Let’s take the question How did you all come to live together? as an example. We already shared a funny misunderstanding in our interview, but there’s more to the story: the staff of our shelter had a good laugh after Mom’s first visit.
Our human is very afraid of spiders and hoped that cats, being brave predators, would exterminate all eight-legged devils. Can you believe that she actually asked the staff if they had ever seen us chasing spiders?? Now, shelters are certainly used to weird questions, but they never had someone asking for a spider executioner. Oh yes, you bet we all had a blast!
In case you’re wondering: we are indeed interested in spiders, but we hardly ever kill them. You all know that we cats love to play with our prey. We often catch spiders, but we won’t kill them right away because we want to play with them first. However, spiders are very fast and often manage to escape alive.
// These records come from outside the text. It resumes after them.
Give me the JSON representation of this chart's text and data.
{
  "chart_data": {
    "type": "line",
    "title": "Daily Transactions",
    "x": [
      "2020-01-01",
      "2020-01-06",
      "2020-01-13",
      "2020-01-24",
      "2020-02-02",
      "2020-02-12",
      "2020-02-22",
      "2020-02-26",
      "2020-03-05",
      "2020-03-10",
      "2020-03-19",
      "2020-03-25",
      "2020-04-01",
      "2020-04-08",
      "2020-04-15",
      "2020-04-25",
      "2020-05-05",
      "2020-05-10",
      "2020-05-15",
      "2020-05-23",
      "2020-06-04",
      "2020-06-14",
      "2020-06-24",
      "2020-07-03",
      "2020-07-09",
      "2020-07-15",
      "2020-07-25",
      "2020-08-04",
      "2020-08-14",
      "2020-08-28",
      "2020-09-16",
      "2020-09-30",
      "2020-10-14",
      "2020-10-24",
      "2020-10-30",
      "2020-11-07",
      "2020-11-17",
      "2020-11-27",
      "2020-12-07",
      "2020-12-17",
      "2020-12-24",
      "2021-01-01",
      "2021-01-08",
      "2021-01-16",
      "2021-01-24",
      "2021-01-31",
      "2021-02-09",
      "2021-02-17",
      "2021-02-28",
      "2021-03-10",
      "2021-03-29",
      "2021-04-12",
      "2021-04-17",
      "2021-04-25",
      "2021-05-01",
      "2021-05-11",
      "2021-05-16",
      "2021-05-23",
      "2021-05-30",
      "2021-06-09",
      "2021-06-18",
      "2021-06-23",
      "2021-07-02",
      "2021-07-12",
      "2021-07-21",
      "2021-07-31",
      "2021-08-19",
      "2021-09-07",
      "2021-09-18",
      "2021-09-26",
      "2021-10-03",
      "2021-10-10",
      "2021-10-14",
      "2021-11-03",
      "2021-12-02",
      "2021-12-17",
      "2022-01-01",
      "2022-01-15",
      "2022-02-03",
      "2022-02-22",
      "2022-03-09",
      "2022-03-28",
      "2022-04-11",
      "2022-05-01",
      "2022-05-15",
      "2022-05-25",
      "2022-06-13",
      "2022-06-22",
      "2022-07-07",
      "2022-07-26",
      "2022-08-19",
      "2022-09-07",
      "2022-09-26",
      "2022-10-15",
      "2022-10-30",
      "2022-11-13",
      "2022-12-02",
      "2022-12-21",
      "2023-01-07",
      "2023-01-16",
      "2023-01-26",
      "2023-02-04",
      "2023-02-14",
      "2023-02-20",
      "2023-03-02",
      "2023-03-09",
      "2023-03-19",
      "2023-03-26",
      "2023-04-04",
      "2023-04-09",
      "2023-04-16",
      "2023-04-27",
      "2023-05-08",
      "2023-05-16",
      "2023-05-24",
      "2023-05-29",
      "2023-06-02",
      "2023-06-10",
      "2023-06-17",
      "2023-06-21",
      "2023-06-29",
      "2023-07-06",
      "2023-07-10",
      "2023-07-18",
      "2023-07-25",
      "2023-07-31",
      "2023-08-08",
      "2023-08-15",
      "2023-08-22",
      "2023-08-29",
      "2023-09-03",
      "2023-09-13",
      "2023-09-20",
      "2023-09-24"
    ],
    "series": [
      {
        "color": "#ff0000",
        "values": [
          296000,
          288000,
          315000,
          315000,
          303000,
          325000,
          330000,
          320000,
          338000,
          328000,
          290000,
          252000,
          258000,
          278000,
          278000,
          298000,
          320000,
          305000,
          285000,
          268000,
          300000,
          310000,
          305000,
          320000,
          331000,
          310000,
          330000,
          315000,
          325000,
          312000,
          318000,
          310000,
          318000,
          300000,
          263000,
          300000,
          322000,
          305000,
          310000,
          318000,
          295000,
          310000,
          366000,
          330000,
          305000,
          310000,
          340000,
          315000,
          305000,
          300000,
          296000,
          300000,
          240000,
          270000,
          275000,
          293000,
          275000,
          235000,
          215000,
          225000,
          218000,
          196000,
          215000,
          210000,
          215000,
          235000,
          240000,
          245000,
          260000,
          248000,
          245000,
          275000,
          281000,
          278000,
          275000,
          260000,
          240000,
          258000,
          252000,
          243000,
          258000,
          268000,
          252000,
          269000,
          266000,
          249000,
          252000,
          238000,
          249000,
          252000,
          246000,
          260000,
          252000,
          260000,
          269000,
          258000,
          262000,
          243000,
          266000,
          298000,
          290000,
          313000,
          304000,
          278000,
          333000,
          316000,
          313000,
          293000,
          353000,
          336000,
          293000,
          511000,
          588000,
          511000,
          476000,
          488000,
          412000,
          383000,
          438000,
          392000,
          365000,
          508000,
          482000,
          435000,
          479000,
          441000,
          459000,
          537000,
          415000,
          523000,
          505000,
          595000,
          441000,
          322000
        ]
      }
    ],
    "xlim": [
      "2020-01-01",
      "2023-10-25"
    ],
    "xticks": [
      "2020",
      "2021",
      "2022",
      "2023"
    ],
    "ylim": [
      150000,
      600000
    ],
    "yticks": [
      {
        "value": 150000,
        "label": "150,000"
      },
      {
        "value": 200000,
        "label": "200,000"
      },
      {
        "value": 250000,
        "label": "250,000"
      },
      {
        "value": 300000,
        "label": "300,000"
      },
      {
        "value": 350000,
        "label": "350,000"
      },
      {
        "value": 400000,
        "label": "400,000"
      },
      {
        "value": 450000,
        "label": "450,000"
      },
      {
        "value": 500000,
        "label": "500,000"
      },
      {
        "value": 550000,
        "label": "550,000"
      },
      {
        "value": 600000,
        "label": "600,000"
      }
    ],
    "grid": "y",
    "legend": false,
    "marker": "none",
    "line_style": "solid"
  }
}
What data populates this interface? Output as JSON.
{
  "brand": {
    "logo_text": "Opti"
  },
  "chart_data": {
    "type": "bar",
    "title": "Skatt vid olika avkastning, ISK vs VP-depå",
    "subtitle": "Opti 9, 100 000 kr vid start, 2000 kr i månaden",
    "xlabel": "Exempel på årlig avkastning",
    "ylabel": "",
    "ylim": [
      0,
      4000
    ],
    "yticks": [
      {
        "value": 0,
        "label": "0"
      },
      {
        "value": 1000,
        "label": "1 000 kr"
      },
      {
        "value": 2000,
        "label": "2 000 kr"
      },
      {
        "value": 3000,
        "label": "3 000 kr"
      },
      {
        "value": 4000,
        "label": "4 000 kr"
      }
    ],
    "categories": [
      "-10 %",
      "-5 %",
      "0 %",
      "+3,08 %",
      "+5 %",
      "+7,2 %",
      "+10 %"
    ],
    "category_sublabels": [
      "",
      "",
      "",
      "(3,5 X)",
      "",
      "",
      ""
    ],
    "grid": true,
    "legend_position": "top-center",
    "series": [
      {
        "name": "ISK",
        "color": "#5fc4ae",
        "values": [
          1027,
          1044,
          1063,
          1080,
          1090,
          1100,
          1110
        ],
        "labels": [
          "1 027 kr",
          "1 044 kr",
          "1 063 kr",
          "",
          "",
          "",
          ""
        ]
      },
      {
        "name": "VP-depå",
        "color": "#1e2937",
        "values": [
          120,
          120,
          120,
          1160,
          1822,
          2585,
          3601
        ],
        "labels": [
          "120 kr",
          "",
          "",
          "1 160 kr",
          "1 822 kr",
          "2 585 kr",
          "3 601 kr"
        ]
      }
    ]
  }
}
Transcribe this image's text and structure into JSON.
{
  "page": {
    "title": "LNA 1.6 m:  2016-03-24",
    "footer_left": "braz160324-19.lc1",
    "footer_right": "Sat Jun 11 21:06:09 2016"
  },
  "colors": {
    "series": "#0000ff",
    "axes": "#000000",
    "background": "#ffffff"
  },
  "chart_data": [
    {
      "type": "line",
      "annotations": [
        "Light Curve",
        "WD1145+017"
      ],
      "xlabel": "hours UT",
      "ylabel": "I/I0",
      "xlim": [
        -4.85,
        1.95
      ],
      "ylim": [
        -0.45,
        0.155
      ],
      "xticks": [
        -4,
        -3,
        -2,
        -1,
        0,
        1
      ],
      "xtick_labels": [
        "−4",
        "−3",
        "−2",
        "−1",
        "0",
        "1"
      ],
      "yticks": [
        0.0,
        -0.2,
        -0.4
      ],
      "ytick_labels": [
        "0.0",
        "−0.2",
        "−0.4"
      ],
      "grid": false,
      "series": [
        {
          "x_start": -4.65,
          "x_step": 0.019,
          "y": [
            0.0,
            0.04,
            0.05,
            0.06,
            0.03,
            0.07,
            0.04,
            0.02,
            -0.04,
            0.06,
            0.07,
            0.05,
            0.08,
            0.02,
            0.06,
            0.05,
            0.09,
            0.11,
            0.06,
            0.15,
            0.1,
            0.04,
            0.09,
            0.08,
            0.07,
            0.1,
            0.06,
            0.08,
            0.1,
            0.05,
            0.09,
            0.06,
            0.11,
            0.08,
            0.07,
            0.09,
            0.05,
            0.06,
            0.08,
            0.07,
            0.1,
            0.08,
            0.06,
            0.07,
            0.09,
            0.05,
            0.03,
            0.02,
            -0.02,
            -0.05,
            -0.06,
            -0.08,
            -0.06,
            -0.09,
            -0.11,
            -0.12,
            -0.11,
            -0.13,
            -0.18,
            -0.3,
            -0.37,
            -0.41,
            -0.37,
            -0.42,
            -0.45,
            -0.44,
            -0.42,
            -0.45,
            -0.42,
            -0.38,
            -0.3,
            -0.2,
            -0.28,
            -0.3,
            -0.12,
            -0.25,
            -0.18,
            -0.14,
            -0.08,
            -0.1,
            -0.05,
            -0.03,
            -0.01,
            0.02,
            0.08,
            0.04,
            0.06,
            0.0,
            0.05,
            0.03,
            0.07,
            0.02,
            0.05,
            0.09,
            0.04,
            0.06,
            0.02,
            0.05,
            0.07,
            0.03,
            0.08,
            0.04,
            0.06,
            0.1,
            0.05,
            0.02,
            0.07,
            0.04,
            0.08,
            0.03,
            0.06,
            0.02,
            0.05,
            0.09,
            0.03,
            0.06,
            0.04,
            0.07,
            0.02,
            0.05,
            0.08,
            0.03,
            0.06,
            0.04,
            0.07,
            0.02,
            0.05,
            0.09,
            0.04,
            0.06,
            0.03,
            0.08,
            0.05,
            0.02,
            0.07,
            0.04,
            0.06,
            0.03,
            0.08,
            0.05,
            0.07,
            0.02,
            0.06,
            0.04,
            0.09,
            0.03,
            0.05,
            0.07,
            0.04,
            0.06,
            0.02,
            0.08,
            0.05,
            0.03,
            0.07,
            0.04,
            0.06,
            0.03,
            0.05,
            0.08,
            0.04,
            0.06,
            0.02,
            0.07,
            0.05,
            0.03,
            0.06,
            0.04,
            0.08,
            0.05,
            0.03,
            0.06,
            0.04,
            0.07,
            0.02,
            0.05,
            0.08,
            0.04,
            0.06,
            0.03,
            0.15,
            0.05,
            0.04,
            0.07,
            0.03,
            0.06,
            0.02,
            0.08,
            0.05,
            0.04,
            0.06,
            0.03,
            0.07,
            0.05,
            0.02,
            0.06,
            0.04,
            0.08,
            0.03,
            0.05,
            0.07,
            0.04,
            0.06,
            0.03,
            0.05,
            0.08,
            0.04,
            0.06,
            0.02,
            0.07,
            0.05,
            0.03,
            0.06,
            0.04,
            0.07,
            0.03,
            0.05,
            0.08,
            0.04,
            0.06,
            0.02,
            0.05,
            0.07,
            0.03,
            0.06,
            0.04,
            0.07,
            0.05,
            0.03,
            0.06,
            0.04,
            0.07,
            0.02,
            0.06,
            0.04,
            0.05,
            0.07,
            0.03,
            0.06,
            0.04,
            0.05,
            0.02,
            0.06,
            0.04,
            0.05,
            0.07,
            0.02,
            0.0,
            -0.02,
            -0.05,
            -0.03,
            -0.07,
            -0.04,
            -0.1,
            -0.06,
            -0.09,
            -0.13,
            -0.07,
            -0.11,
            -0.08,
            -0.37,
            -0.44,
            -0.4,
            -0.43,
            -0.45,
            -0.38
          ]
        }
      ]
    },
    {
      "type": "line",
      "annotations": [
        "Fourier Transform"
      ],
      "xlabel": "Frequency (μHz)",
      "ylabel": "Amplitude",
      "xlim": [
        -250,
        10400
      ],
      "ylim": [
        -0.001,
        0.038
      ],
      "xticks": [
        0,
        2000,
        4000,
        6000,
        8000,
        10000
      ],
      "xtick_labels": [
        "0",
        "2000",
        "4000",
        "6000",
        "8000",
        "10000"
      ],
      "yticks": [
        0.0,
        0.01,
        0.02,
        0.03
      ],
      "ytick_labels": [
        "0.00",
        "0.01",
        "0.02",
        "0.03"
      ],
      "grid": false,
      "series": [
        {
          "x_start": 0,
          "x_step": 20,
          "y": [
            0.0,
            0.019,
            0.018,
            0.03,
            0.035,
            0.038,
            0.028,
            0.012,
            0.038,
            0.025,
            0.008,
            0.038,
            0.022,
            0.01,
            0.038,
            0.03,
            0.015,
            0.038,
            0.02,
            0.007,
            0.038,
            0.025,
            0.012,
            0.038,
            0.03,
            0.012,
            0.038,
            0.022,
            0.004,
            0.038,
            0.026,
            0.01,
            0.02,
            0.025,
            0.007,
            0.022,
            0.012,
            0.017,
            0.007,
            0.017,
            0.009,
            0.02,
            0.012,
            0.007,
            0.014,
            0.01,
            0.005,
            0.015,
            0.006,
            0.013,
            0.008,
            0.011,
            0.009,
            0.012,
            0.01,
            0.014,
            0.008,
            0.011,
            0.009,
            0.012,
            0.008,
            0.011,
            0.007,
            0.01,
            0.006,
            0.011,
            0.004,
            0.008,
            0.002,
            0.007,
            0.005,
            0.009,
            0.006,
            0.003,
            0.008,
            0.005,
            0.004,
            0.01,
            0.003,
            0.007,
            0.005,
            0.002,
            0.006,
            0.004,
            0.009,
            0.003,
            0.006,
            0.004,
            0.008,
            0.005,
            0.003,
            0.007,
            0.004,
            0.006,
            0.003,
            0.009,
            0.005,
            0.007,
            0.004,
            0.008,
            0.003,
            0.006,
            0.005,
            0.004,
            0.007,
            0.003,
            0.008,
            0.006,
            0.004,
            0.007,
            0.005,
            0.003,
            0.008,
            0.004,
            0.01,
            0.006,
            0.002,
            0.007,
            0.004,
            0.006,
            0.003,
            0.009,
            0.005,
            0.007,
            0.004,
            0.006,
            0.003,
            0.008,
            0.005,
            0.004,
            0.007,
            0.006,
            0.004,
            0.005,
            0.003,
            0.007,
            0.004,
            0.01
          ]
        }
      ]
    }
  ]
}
Bah.
It’s hard to believe, but Mom doesn’t appreciate our attempts to save her life. She says that she was better off when she knew where the spider was. Knowing that a dangerous spider is hiding somewhere in our apartment freaks her out. Humans! A really ungrateful race. Oh, and on a sidenote: there’s no toxic spiders in Finland – Mom’s hysterical for no reason.
Good news! We’ve more than one source of income! Our backyard chicks are growing nicely, but our house offers so much more: some birds are still breeding on the roof! The chicks are flapping their wings, eager and helpless at the same time. Oh, we are right underneath, and try to encourage them to take the next step!
You may remember that we live on the top floor…
Come on, little fellow, spread your wings and dare to fly for the very first time in your life! We will take good care of you!
Indeed, wonderful times ahead, I better get started to prepare myself. I know that Mom laughs about my in-or-out indecision, but Carefulness Saved The Cat! I think I’ll be on the balcony in about 1,5 hours – just about time when our visitor arrives, I think.